As the crowd of tourists swelled, I started to film. After a few stanzas (and no interruption by guards), the singers—still barefoot—made their way to the elevator with several officers, along with Evans, Paillard, Sheila, and I, trailing behind. There were 16 police to our 10. Half of them wore full riot gear, complete with armadillo shoulder and knee pads. All were built like tanks, and all carried weapons. (Arnoff 2015)


Activists’ mock oil spill inside the Louvre. Photo: Kate Arnoff


The inside group, including Mel Evans, were arrested and taken to a police station in the outskirts of Paris. They were released several hours later without charge after it became apparent that the ‘oil spill’ was made of molasses.

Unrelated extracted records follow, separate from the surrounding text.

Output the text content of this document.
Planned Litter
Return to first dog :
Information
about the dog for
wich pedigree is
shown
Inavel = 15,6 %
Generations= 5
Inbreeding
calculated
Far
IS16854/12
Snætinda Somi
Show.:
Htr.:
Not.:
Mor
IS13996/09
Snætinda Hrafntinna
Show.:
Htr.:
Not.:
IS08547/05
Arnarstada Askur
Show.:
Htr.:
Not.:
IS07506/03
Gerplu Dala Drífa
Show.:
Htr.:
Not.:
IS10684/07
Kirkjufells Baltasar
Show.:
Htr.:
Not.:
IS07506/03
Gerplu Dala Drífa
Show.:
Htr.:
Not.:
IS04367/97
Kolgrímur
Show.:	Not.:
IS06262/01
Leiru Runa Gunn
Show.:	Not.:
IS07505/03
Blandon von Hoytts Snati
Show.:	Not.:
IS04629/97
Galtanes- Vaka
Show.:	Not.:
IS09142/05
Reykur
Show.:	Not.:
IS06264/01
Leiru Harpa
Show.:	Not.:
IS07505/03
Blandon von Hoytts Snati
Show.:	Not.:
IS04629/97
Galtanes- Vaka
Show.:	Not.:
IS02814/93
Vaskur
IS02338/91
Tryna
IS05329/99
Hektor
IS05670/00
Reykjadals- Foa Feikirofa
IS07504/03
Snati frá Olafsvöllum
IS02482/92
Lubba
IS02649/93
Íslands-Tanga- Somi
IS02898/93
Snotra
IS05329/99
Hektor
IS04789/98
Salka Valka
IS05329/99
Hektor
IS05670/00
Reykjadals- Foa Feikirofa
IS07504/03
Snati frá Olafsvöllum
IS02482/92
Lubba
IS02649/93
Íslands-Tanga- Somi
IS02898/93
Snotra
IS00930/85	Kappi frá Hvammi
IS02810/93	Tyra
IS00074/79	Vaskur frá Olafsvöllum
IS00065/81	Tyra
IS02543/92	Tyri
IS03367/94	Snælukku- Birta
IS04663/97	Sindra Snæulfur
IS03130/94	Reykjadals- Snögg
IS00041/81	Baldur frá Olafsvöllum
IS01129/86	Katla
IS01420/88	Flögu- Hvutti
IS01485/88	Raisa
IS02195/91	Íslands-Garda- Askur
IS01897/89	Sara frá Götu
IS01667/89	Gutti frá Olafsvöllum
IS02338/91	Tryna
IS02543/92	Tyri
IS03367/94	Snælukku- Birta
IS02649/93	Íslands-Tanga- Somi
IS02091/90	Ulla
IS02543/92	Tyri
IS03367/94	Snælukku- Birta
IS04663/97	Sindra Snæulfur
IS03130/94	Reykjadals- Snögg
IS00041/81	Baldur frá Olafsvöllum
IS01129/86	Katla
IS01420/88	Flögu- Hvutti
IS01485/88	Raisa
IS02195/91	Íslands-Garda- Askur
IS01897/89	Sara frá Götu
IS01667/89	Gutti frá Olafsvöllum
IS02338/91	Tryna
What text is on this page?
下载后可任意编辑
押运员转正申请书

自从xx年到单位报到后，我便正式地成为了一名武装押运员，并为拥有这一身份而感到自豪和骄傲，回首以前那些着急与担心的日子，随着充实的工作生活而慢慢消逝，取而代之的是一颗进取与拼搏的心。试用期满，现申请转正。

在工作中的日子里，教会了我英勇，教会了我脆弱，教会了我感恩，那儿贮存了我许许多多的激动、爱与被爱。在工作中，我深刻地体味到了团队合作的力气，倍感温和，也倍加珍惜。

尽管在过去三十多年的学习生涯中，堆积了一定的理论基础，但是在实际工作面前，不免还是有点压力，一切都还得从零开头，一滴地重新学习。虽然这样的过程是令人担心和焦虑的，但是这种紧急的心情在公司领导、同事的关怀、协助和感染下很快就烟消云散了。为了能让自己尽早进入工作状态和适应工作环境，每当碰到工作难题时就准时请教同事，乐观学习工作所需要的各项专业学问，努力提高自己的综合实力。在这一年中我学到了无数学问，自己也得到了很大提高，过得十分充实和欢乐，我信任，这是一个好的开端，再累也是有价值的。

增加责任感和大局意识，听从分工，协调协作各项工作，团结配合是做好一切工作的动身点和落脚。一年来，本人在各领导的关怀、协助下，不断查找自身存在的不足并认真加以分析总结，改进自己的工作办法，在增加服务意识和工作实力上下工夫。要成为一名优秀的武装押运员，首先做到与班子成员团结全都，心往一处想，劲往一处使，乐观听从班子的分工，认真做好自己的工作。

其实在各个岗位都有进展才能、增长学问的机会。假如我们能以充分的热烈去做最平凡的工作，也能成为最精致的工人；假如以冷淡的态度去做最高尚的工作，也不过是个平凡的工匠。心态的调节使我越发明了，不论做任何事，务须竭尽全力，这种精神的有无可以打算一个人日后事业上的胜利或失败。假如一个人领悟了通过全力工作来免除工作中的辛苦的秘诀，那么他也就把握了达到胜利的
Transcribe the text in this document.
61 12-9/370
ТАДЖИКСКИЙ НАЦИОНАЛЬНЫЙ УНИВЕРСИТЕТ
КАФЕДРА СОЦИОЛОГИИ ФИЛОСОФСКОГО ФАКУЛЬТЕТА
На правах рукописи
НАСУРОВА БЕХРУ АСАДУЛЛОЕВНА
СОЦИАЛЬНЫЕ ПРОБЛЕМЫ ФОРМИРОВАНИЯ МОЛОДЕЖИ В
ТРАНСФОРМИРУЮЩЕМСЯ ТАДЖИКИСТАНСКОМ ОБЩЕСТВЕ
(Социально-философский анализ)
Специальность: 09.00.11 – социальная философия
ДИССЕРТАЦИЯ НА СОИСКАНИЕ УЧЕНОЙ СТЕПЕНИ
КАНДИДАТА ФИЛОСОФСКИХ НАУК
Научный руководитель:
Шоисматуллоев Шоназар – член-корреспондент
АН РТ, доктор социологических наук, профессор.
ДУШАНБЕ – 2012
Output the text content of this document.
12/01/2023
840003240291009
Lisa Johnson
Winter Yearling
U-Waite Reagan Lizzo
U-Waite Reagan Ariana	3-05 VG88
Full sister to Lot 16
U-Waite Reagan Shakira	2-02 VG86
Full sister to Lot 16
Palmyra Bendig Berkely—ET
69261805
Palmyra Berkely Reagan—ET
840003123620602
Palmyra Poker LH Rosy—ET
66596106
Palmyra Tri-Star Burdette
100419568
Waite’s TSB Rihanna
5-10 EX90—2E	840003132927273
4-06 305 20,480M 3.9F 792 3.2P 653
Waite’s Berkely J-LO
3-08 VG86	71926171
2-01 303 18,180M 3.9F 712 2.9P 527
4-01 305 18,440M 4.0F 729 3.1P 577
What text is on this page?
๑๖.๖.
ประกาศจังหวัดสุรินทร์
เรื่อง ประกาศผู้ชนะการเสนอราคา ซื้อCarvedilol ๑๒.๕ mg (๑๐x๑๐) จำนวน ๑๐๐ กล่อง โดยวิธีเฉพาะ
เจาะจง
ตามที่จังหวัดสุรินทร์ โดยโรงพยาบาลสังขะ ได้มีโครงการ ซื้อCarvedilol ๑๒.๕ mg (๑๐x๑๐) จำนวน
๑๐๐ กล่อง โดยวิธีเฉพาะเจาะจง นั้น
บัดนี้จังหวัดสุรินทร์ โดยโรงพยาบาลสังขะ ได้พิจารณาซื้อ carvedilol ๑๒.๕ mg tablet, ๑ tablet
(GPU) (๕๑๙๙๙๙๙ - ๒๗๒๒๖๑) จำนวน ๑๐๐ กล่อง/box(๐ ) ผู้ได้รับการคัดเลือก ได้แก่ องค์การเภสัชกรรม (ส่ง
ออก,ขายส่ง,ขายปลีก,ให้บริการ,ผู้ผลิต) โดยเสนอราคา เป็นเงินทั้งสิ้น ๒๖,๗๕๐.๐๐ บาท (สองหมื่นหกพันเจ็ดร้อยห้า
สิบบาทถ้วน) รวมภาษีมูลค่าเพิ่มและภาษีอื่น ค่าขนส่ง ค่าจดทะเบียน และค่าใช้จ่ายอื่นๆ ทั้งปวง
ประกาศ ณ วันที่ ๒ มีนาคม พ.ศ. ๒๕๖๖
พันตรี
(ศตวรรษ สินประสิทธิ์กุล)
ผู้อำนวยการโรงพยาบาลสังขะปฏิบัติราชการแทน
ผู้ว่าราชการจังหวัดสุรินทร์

The Louvre performance received favourable media attention however the museum refrained from commenting. Other institutions subject to similar interventions, such as the London Science Museum, have argued that the issues are not so black and white, given that we rely on coal, oil and gas to provide the services and comforts to which we have become accustomed in the (over) developed world.

Arnoff, Kate, 2015.‘The Risks of Being Heard at COP21: How I Ended Up In a Parisian Jail Cell,’ Yes! magazine, 15 December.

Art Not Oil, 2015. ‘100s take part in protest performance at Louvre Museum over oil sponsorship’ [Press Release], 9 December.